The GPHC was legally established as a semi-autonomous institution during my tenure; other reforms have not been implemented

Dear Editor,

E B John mused, ‘I cannot help but wonder why he (Henry Jeffrey) did not advert to his stewardship as Minister of Health’ (There was a distortion of the proposed management model for GPHC, SN: 17/01/2019).  When speaking to my tenure at the Ministry of Labour, Human Services and Social security a few weeks ago (SN: 27/12/2018), I did state that I could ‘make a similar presentation for any of the ministries I led.’ However, here I will deal with the specific issue raised by E B John, for it points to an omission that is much more important than the Georgetown Public Hospital Corporation not having an independent budget, and goes to the heart of why the entire health care system has not significantly improved over the years.

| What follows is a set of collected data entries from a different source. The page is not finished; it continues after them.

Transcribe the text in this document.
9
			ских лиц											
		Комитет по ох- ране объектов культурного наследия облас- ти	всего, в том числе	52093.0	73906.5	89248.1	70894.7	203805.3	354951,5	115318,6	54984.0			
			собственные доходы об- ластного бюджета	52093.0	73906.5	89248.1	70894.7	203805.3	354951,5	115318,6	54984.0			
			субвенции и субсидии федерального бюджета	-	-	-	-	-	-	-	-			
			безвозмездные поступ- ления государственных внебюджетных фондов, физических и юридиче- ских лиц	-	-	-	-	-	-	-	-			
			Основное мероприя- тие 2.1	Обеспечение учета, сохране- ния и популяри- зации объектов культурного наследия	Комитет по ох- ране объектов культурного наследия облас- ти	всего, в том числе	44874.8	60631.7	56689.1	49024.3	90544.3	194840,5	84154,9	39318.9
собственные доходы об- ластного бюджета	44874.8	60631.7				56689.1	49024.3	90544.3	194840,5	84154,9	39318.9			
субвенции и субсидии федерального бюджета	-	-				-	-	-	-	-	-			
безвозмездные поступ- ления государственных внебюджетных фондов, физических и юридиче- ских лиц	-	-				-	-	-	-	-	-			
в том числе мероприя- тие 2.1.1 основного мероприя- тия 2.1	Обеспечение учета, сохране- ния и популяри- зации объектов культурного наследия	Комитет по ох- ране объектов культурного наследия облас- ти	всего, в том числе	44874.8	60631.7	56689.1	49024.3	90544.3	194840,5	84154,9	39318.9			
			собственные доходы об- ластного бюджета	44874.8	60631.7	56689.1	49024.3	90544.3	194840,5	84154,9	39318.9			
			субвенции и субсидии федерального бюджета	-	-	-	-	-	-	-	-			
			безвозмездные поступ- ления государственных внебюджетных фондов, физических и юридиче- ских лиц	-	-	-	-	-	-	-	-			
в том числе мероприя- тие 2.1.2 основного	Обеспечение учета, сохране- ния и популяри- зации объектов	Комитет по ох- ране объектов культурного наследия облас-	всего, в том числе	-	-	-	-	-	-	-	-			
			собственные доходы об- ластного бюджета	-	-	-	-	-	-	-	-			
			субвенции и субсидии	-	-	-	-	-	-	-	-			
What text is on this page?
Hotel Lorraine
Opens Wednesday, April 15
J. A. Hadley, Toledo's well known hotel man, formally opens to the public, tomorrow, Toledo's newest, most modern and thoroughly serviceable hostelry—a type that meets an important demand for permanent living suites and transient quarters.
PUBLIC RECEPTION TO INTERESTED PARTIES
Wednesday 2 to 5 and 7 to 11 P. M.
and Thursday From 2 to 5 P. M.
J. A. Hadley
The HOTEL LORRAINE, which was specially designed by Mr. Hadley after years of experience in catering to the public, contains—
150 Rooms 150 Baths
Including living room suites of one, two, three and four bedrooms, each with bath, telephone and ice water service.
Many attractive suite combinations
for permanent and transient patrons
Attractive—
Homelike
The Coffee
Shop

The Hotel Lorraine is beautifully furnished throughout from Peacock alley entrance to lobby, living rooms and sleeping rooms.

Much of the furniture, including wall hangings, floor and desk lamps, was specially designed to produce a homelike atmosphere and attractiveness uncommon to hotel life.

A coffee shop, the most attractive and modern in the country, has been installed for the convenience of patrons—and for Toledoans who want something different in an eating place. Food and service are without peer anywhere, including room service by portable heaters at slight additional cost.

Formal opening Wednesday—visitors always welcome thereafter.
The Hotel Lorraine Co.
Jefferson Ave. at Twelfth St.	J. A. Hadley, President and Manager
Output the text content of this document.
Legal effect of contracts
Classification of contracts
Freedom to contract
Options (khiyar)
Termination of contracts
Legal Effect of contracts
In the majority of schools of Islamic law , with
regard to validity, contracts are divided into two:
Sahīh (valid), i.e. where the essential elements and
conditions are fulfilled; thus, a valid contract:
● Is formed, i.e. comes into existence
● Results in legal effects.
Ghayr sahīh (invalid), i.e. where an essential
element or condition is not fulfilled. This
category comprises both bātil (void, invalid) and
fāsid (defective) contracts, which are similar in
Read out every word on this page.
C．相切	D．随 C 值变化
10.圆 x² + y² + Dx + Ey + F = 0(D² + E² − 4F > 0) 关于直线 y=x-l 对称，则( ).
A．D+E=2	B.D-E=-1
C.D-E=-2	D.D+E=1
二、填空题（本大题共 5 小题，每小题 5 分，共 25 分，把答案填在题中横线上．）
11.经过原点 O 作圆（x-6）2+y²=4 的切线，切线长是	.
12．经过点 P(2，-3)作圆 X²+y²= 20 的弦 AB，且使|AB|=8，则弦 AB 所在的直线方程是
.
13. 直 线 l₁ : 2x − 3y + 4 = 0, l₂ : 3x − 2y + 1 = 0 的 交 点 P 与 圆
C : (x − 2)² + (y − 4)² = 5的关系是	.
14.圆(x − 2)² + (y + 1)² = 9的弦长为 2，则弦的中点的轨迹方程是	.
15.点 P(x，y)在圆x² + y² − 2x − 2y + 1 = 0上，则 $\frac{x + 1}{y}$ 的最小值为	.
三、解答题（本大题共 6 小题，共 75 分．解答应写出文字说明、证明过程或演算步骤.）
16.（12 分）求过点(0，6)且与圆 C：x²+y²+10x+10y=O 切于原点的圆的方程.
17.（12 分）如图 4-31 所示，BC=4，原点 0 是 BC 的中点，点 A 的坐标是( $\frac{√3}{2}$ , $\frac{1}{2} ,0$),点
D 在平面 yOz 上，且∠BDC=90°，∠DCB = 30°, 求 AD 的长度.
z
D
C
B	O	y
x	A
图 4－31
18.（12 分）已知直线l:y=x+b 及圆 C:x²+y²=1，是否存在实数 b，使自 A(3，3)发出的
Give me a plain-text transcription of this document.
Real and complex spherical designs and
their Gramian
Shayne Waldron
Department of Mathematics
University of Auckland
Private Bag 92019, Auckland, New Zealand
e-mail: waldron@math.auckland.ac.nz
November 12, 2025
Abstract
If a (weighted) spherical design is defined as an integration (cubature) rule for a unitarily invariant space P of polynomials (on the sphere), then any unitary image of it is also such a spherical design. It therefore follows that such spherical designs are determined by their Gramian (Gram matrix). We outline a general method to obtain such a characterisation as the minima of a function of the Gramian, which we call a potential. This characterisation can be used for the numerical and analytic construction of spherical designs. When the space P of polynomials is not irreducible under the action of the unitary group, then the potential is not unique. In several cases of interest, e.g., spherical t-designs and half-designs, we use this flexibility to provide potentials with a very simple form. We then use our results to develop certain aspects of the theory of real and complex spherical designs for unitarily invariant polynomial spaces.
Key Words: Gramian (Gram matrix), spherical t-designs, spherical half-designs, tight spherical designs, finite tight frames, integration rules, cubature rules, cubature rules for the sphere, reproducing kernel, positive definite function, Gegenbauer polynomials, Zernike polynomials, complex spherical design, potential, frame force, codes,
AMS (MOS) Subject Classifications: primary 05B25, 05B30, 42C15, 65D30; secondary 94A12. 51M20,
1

I believe that the consultancy Mr John referred to was completed by Dr Kenwyn Nicholls, who, in his report of November 1997, noted that, ‘The issue of autonomy (freedom from the direct control of the MOH –Ministry of Health) at the PHG has been mooted for well over a decade; many past studies of the PHG have recommended this form of governance and management for the institution.’  I arrived at the MOH in December 1997, and in about mid-1998, we decided that the kind of autonomy identified by Nicholls was necessary if, even at our paltry level of financing, public health services were to be optimised.

This was never going to be as easy as it sounded. There was, for example, opposition from the TUC: “The Government is not privatising the Georgetown Hospital and it is committed to seeing that all citizens have access to available medical treatment regardless of their individual wealth. The TUC has penned a letter to me in which it stated that: ‘Notwithstanding press statements to the effect that the move was not intended to privatise health, the actual effects of the government’s action will be tantamount to privatisation’. I am not certain how the TUC reached this conclusion but I would welcome an explanation” (The Georgetown Hospital Reform Proposal: The Facts. MOH, 1999).

We also decided to use the Georgetown Public Hospital as a pilot of this kind of institutional divestment as it was easily accessible.  Remember that my tenure was during the shortened PPP/C term, which lasted just over three years, and by the time I left the ministry in March 2001, the GPHC had been legally established as a semi-autonomous institution, and discussions were taking place with the Ministry of Finance, Public Service, NIS etc, to implement the new budgetary, personnel and associated arrangements. I have recently been reliably informed that by 2005, the hospital had its own independent budget and other administrative arrangements.

What it does appear has not happened to date is the establishment of  comprehensive performance indicators,  monitoring arrangements and sanctioning provisions at the institutional and ministerial levels, and these are critical if the hospital’s services are to improve and the micromanagement detected by Mr John is to cease. I have a good relationship with Dr George Norton, so when the coalition came to office and he became Minister of Public Health, I provided him with some public advice (SN: 24/6/2015). 

I advised that setting up autonomous boards and health Regions is ‘counter to the commonplace notion that management requires as detailed as possible oversight of the managers’ obligations. …How can one justifiably hold a manager accountable if the minister consistently intervenes and directs the day-to-day operations of the organisation?’ I suggested that, ‘In a large established institution such as the Georgetown Public Hospital, after properly benchmarking the level of the present services, hundreds of indicators and sub-indicators will have to be created and effectively monitored by the administration and periodically by the subject ministry.’

I reminded him that, ‘Partly to help to benchmark the services the hospital was providing…in 2000 the ministry completed the first – and I believe last – public hospital inspection under the chairmanship of Dr Vibert Shury …. The Shury inspections sought to be comprehensive, touching upon some seventy services. In many ways, the report was quite scathing, the media picked up on it and elements in the political establishment, rather than seeing it as something that should be periodically done to help improve care delivery, thought that it played too much to opposition propaganda. The inspection of private hospitals is institutionalised in the ministry but the public hospital was thought immune from such inspections even though a semi-independent board was being put in place!’

In conclusion I suggested to Dr Norton that, ‘The health system requires major reforms and I believe that the minister should eschew short term fixes and the pressure towards micromanagement. He should seek to put in place arrangements that will allow management to be creative and to set and monitor targets based upon performance incentives and sanctions.  In itself, whatever system he chooses, this would be a formidable enterprise that will only become embedded if followed persistently over many years.’ So far as I am aware, nothing like this has been done and the historic micromanagement continues.

Mr John, I hope I have allayed some of your concerns.